Calcifying tendonitis (CT) is defined as the deposition of hydroxyapatite within tendons. CT could affect different tendons, as the rotator cuff, Achilles, patella, forearm extensors, biceps brachi, and tibialis posterior tendons. The etiology is multifactorial and its pathophysiology is still unclear; degeneration plays and important role in CT. Literature described 3 stages with clinical/histological and radiological correlation: 1, Precalcification: tenocyte metaplasia/chondrocyte transformation; 2, Calcification: a. formative, b. resorptive (spontaneous resorption/phagocytosis); 3, Postcalcification: collagen remodeling/tendon repair. CT diagnosis is both clinical and radiological. Conservative treatment includes nonsteroidal anti-inflammatory drugs (NSAIDs), physiotherapy, electrotherapy (micro-waves, short-waves, transcutaneous electrical nerve stimulation (TENS), ultrasounds, iontophoresis, interferential, and pulsed electromagnetic therapy). Advanced treatment includes shock-waves, eco-guided aspiration, and arthroscopy (
1-
3).
Iontophoresis is a conservative, non-surgical technique that favors the penetration of transdermal substances/drugs through the skin with the help of electric current, based on physical-chemical properties of attraction and repulsion of charges.
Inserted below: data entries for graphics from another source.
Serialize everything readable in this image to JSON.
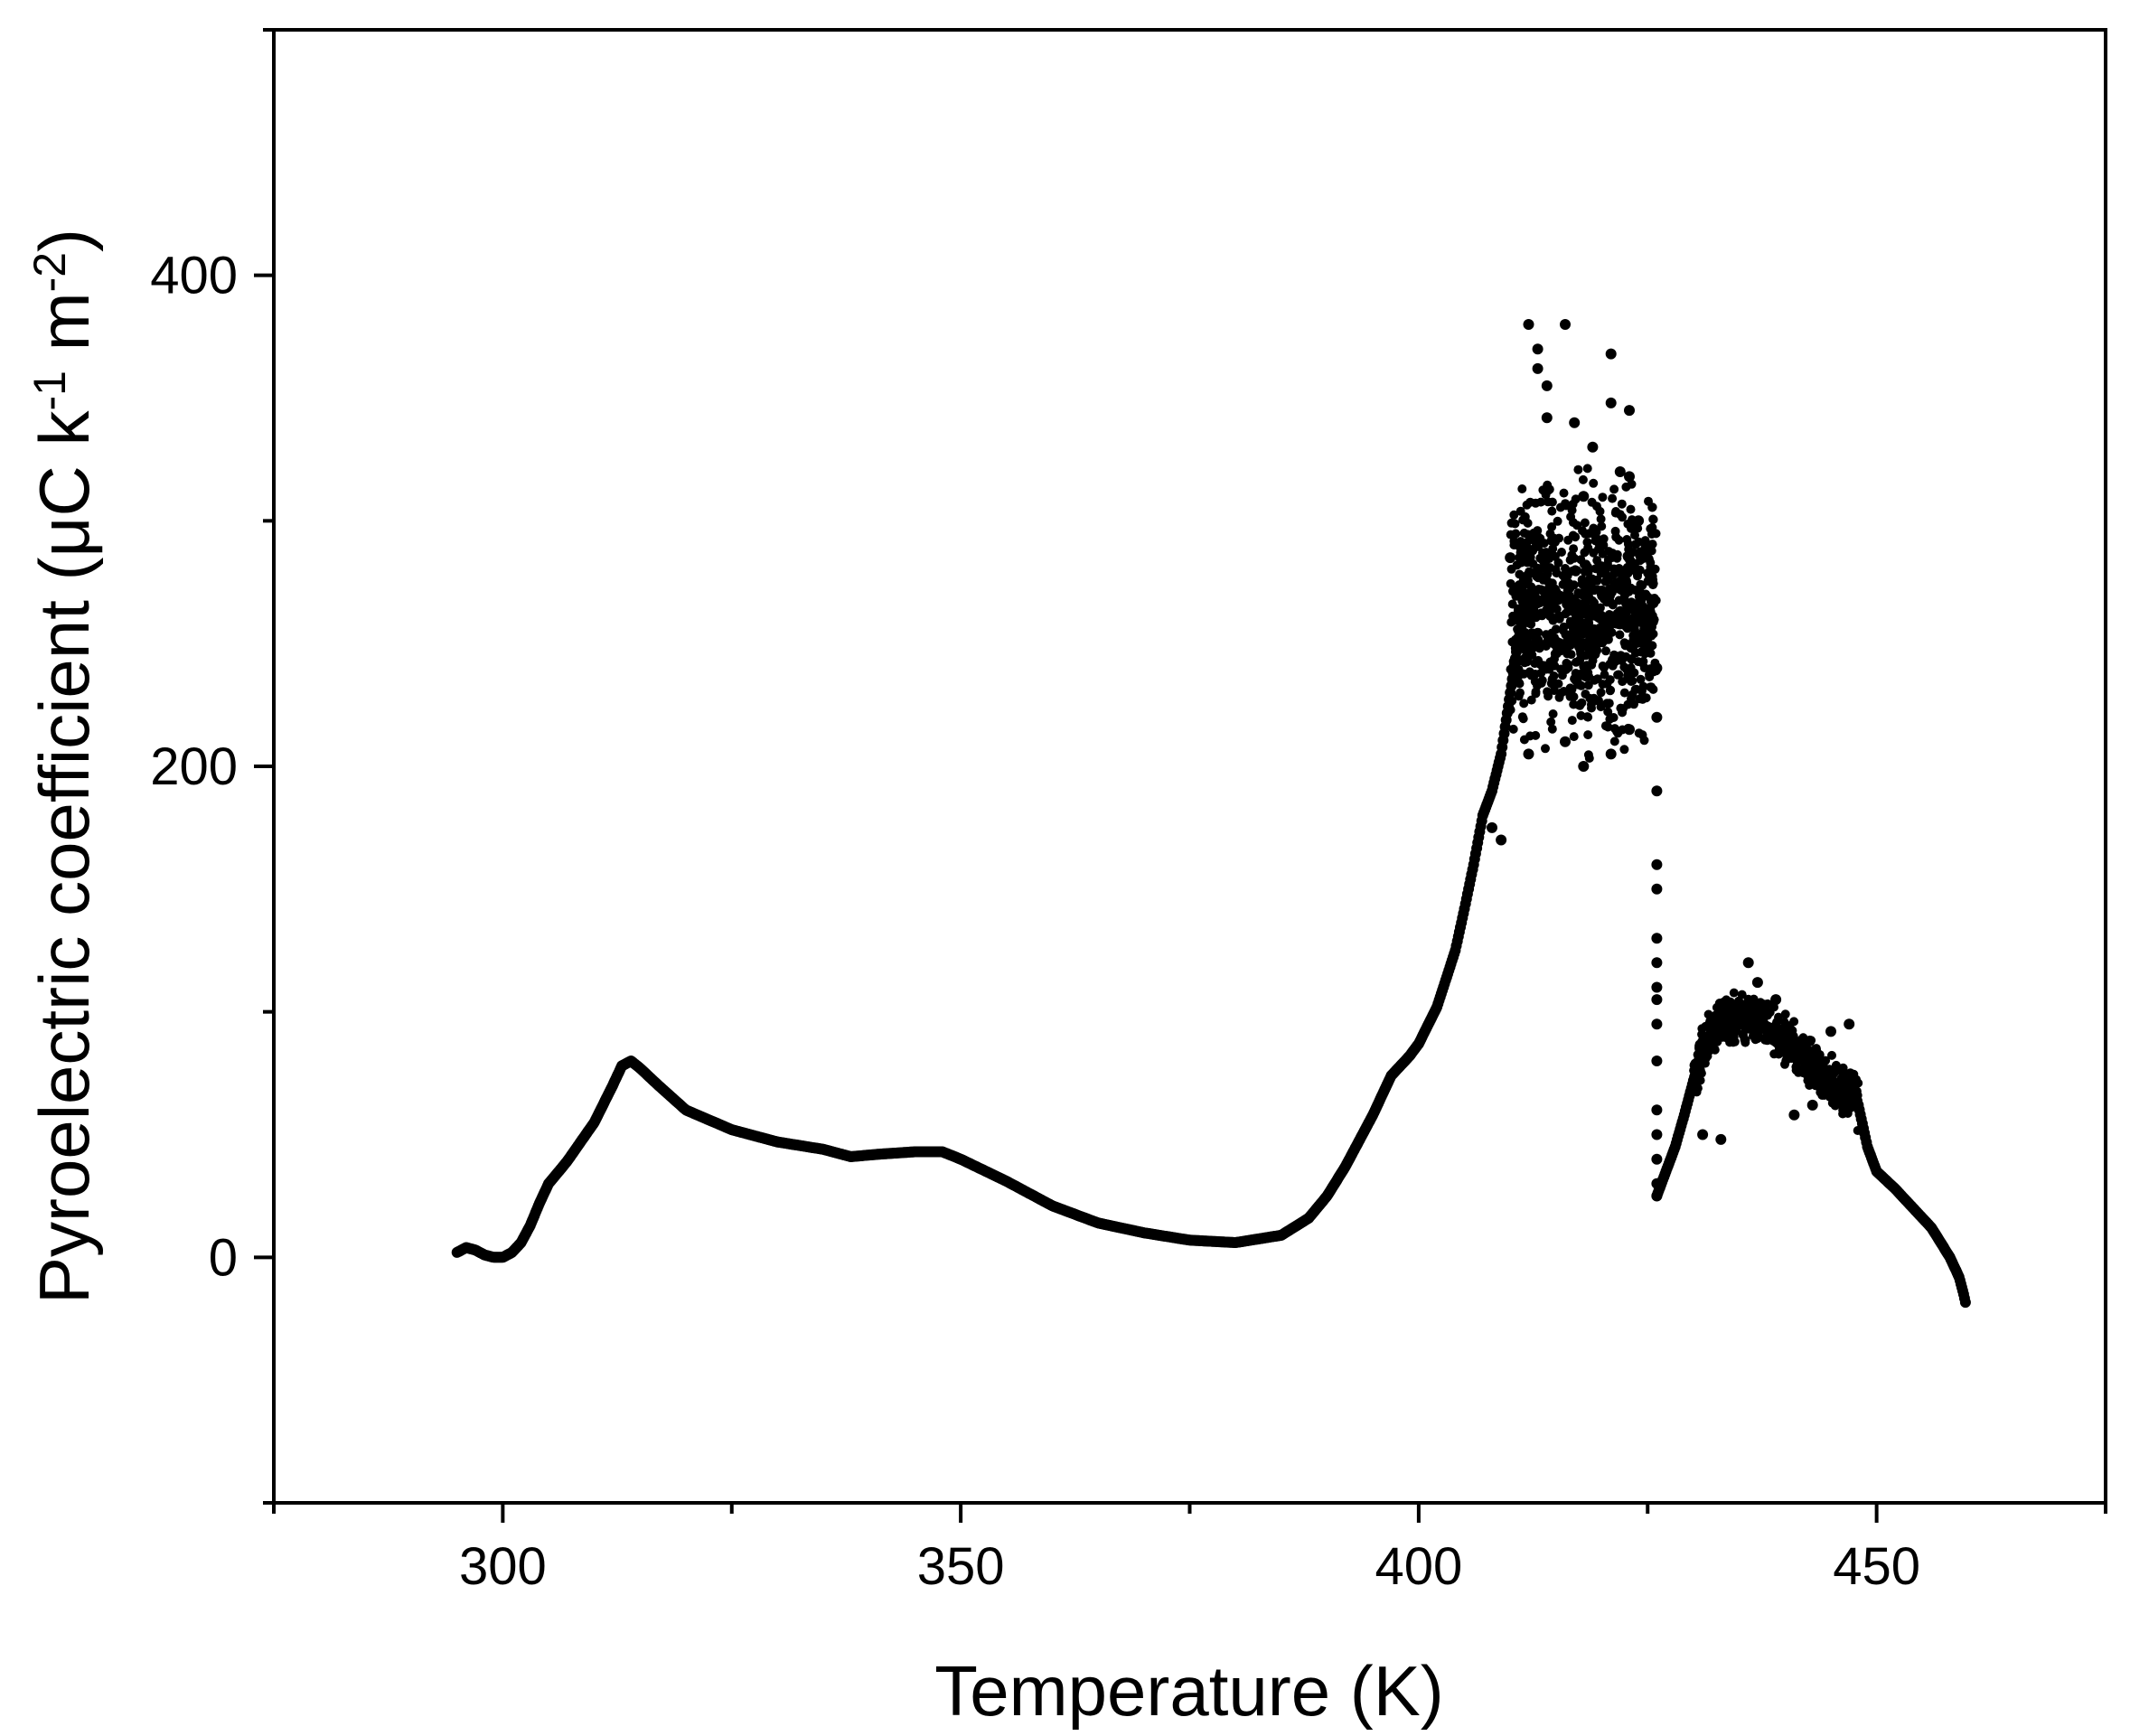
{
  "chart_data": {
    "type": "scatter",
    "xlabel": "Temperature (K)",
    "ylabel": {
      "prefix": "Pyroelectric coefficient (μC k",
      "exp1": "-1",
      "mid": " m",
      "exp2": "-2",
      "suffix": ")"
    },
    "xlim": [
      275,
      475
    ],
    "ylim": [
      -100,
      500
    ],
    "x_ticks": [
      300,
      350,
      400,
      450
    ],
    "y_ticks": [
      0,
      200,
      400
    ],
    "grid": false,
    "legend": "none",
    "marker_color": "#000000",
    "series": [
      {
        "curve": [
          [
            295,
            2
          ],
          [
            296,
            4
          ],
          [
            297,
            3
          ],
          [
            298,
            1
          ],
          [
            299,
            0
          ],
          [
            300,
            0
          ],
          [
            301,
            2
          ],
          [
            302,
            6
          ],
          [
            303,
            13
          ],
          [
            304,
            22
          ],
          [
            305,
            30
          ],
          [
            307,
            39
          ],
          [
            310,
            55
          ],
          [
            312,
            70
          ],
          [
            313,
            78
          ],
          [
            314,
            80
          ],
          [
            315,
            77
          ],
          [
            317,
            70
          ],
          [
            320,
            60
          ],
          [
            325,
            52
          ],
          [
            330,
            47
          ],
          [
            335,
            44
          ],
          [
            338,
            41
          ],
          [
            341,
            42
          ],
          [
            345,
            43
          ],
          [
            348,
            43
          ],
          [
            350,
            40
          ],
          [
            355,
            31
          ],
          [
            360,
            21
          ],
          [
            365,
            14
          ],
          [
            370,
            10
          ],
          [
            375,
            7
          ],
          [
            380,
            6
          ],
          [
            385,
            9
          ],
          [
            388,
            16
          ],
          [
            390,
            25
          ],
          [
            392,
            37
          ],
          [
            395,
            58
          ],
          [
            397,
            74
          ],
          [
            399,
            82
          ],
          [
            400,
            87
          ],
          [
            402,
            102
          ],
          [
            404,
            125
          ],
          [
            405,
            142
          ],
          [
            406,
            160
          ],
          [
            407,
            180
          ],
          [
            408,
            190
          ],
          [
            409,
            205
          ],
          [
            410,
            230
          ],
          [
            411,
            255
          ],
          [
            412,
            265
          ],
          [
            415,
            270
          ],
          [
            418,
            265
          ],
          [
            420,
            260
          ],
          [
            422,
            258
          ],
          [
            425,
            262
          ]
        ],
        "scatter_band": {
          "x_range": [
            410,
            426
          ],
          "center": 262,
          "spread": 35
        },
        "outliers": [
          [
            412,
            380
          ],
          [
            413,
            370
          ],
          [
            413,
            362
          ],
          [
            414,
            342
          ],
          [
            414,
            355
          ],
          [
            416,
            380
          ],
          [
            417,
            340
          ],
          [
            421,
            368
          ],
          [
            421,
            348
          ],
          [
            423,
            345
          ],
          [
            419,
            330
          ],
          [
            422,
            320
          ],
          [
            423,
            318
          ],
          [
            418,
            310
          ],
          [
            424,
            300
          ],
          [
            412,
            205
          ],
          [
            416,
            210
          ],
          [
            418,
            200
          ],
          [
            421,
            205
          ],
          [
            423,
            215
          ],
          [
            409,
            170
          ],
          [
            408,
            175
          ],
          [
            410,
            285
          ],
          [
            411,
            290
          ]
        ],
        "drop": [
          [
            426,
            240
          ],
          [
            426,
            220
          ],
          [
            426,
            190
          ],
          [
            426,
            160
          ],
          [
            426,
            150
          ],
          [
            426,
            130
          ],
          [
            426,
            120
          ],
          [
            426,
            110
          ],
          [
            426,
            105
          ],
          [
            426,
            95
          ],
          [
            426,
            80
          ],
          [
            426,
            60
          ],
          [
            426,
            50
          ],
          [
            426,
            40
          ],
          [
            426,
            30
          ],
          [
            426,
            25
          ]
        ],
        "curve2": [
          [
            426,
            25
          ],
          [
            427,
            35
          ],
          [
            428,
            45
          ],
          [
            429,
            58
          ],
          [
            430,
            72
          ],
          [
            431,
            85
          ],
          [
            432,
            92
          ],
          [
            433,
            96
          ],
          [
            435,
            98
          ],
          [
            437,
            96
          ],
          [
            439,
            92
          ],
          [
            441,
            85
          ],
          [
            443,
            78
          ],
          [
            445,
            72
          ],
          [
            446,
            70
          ],
          [
            447,
            68
          ],
          [
            448,
            62
          ],
          [
            449,
            45
          ],
          [
            450,
            35
          ],
          [
            452,
            28
          ],
          [
            454,
            20
          ],
          [
            456,
            12
          ],
          [
            458,
            0
          ],
          [
            459,
            -8
          ],
          [
            459.5,
            -15
          ],
          [
            459.8,
            -20
          ]
        ],
        "band2": {
          "x_range": [
            430,
            448
          ],
          "spread": 12
        },
        "outliers2": [
          [
            436,
            120
          ],
          [
            437,
            112
          ],
          [
            439,
            105
          ],
          [
            445,
            92
          ],
          [
            447,
            95
          ],
          [
            431,
            50
          ],
          [
            433,
            48
          ],
          [
            441,
            58
          ],
          [
            443,
            62
          ]
        ]
      }
    ]
  }
}
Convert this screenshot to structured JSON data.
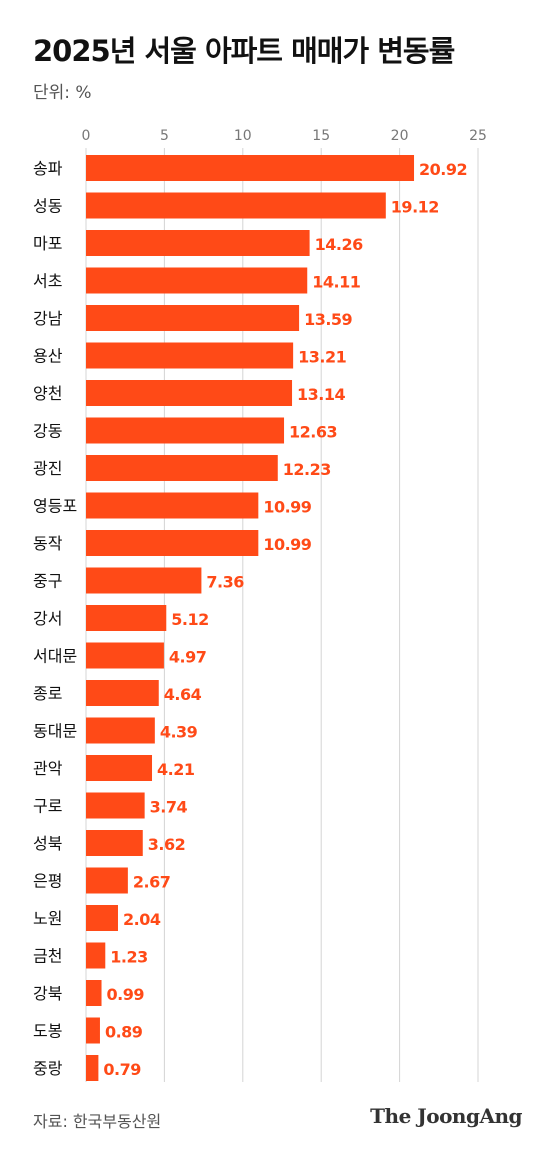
{
  "title": "2025년 서울 아파트 매매가 변동률",
  "unit_label": "단위: %",
  "source": "자료: 한국부동산원",
  "publisher": "The JoongAng",
  "chart_data": {
    "type": "bar",
    "orientation": "horizontal",
    "categories": [
      "송파",
      "성동",
      "마포",
      "서초",
      "강남",
      "용산",
      "양천",
      "강동",
      "광진",
      "영등포",
      "동작",
      "중구",
      "강서",
      "서대문",
      "종로",
      "동대문",
      "관악",
      "구로",
      "성북",
      "은평",
      "노원",
      "금천",
      "강북",
      "도봉",
      "중랑"
    ],
    "values": [
      20.92,
      19.12,
      14.26,
      14.11,
      13.59,
      13.21,
      13.14,
      12.63,
      12.23,
      10.99,
      10.99,
      7.36,
      5.12,
      4.97,
      4.64,
      4.39,
      4.21,
      3.74,
      3.62,
      2.67,
      2.04,
      1.23,
      0.99,
      0.89,
      0.79
    ],
    "value_labels": [
      "20.92",
      "19.12",
      "14.26",
      "14.11",
      "13.59",
      "13.21",
      "13.14",
      "12.63",
      "12.23",
      "10.99",
      "10.99",
      "7.36",
      "5.12",
      "4.97",
      "4.64",
      "4.39",
      "4.21",
      "3.74",
      "3.62",
      "2.67",
      "2.04",
      "1.23",
      "0.99",
      "0.89",
      "0.79"
    ],
    "xlim": [
      0,
      25
    ],
    "xticks": [
      0,
      5,
      10,
      15,
      20,
      25
    ],
    "xlabel": "",
    "ylabel": "",
    "grid": true,
    "bar_color": "#ff4a17",
    "label_color": "#ff4a17"
  }
}
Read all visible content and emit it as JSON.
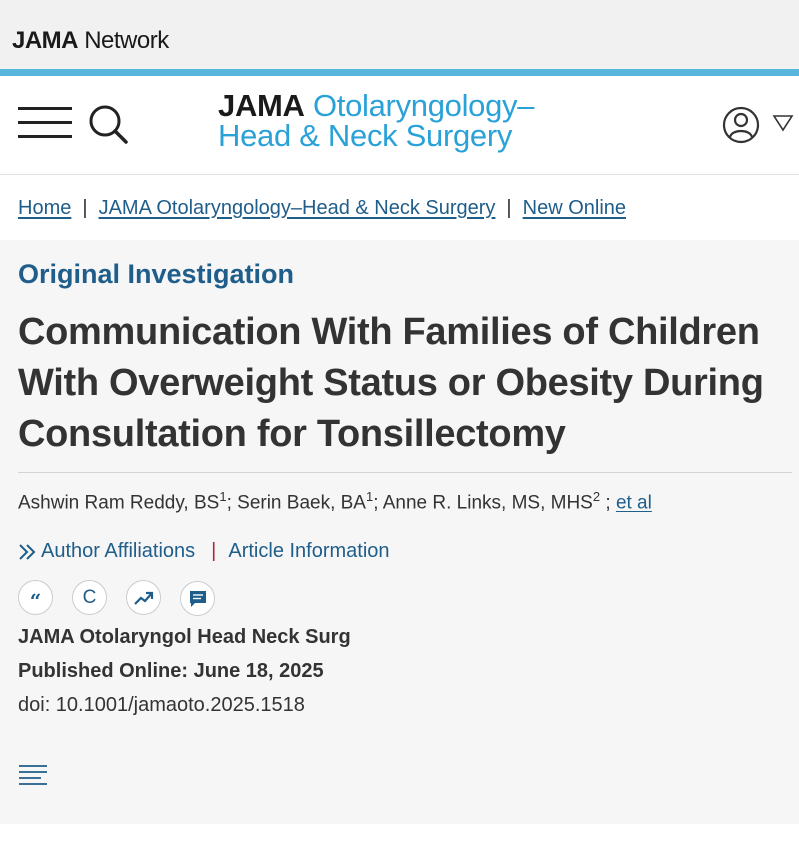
{
  "network": {
    "brand": "JAMA",
    "network_word": "Network"
  },
  "journal": {
    "line1_brand": "JAMA",
    "line1_rest": " Otolaryngology–",
    "line2": "Head & Neck Surgery"
  },
  "icons": {
    "menu": "hamburger-icon",
    "search": "search-icon",
    "user": "user-icon",
    "caret": "caret-down-icon",
    "affiliations": "chevron-double-right-icon",
    "cite": "quote-icon",
    "permissions": "copyright-icon",
    "metrics": "trending-up-icon",
    "comment": "comment-icon",
    "toc": "table-of-contents-icon"
  },
  "breadcrumb": {
    "items": [
      "Home",
      "JAMA Otolaryngology–Head & Neck Surgery",
      "New Online"
    ],
    "separator": "|"
  },
  "article": {
    "type": "Original Investigation",
    "title": "Communication With Families of Children With Overweight Status or Obesity During Consultation for Tonsillectomy",
    "authors": [
      {
        "name": "Ashwin Ram Reddy, BS",
        "affil": "1"
      },
      {
        "name": "Serin Baek, BA",
        "affil": "1"
      },
      {
        "name": "Anne R. Links, MS, MHS",
        "affil": "2"
      }
    ],
    "et_al": "et al",
    "author_affiliations": "Author Affiliations",
    "link_separator": "|",
    "article_information": "Article Information",
    "cite_label": "“",
    "permissions_label": "C",
    "journal_abbrev": "JAMA Otolaryngol Head Neck Surg",
    "published": "Published Online: June 18, 2025",
    "doi": "doi: 10.1001/jamaoto.2025.1518"
  },
  "colors": {
    "accent_blue": "#1f5d8a",
    "brand_cyan": "#2aa2d8",
    "rule_blue": "#58b6dc",
    "separator_red": "#b3263c"
  }
}
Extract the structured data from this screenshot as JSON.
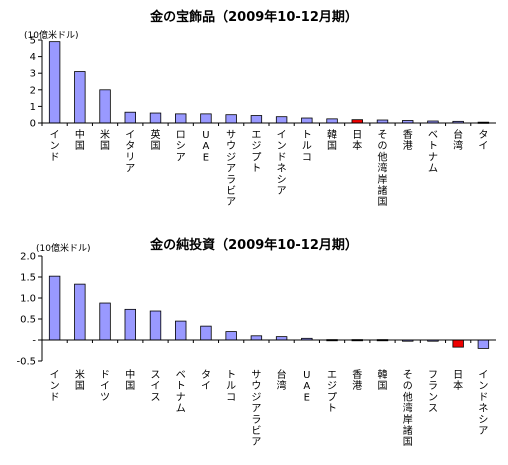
{
  "chart_data": [
    {
      "type": "bar",
      "title": "金の宝飾品（2009年10-12月期）",
      "unit_label": "(10億米ドル)",
      "categories": [
        "インド",
        "中国",
        "米国",
        "イタリア",
        "英国",
        "ロシア",
        "UAE",
        "サウジアラビア",
        "エジプト",
        "インドネシア",
        "トルコ",
        "韓国",
        "日本",
        "その他湾岸諸国",
        "香港",
        "ベトナム",
        "台湾",
        "タイ"
      ],
      "values": [
        4.9,
        3.1,
        2.0,
        0.65,
        0.6,
        0.55,
        0.55,
        0.5,
        0.45,
        0.38,
        0.3,
        0.25,
        0.2,
        0.18,
        0.15,
        0.12,
        0.1,
        0.05
      ],
      "highlight_category": "日本",
      "ylim": [
        0,
        5
      ],
      "yticks": [
        "0",
        "1",
        "2",
        "3",
        "4",
        "5"
      ],
      "colors": {
        "bar": "#9999ff",
        "highlight": "#ee0000"
      }
    },
    {
      "type": "bar",
      "title": "金の純投資（2009年10-12月期）",
      "unit_label": "(10億米ドル)",
      "categories": [
        "インド",
        "米国",
        "ドイツ",
        "中国",
        "スイス",
        "ベトナム",
        "タイ",
        "トルコ",
        "サウジアラビア",
        "台湾",
        "UAE",
        "エジプト",
        "香港",
        "韓国",
        "その他湾岸諸国",
        "フランス",
        "日本",
        "インドネシア"
      ],
      "values": [
        1.52,
        1.33,
        0.88,
        0.73,
        0.69,
        0.45,
        0.33,
        0.2,
        0.1,
        0.08,
        0.04,
        0.01,
        0.01,
        0.01,
        0.0,
        0.0,
        -0.17,
        -0.2
      ],
      "highlight_category": "日本",
      "ylim": [
        -0.5,
        2.0
      ],
      "yticks": [
        "-0.5",
        "-",
        "0.5",
        "1.0",
        "1.5",
        "2.0"
      ],
      "colors": {
        "bar": "#9999ff",
        "highlight": "#ee0000"
      }
    }
  ]
}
In the 1950s, Psaki and Carroll were the first to use acetic acid iontophoresis as an effective treatment for shoulder CT (
4). However, there are controversial results on CT, and limited case reports on effectiveness in other tendons such as gluteus medium and minimum and Achilles’ tendons (
5). To the best of authors` knowledge, there is no report on the effectiveness of acetic acid iontophoresis and ultrasound on bilateral calcifying tendonitis of Achilles’ tendons.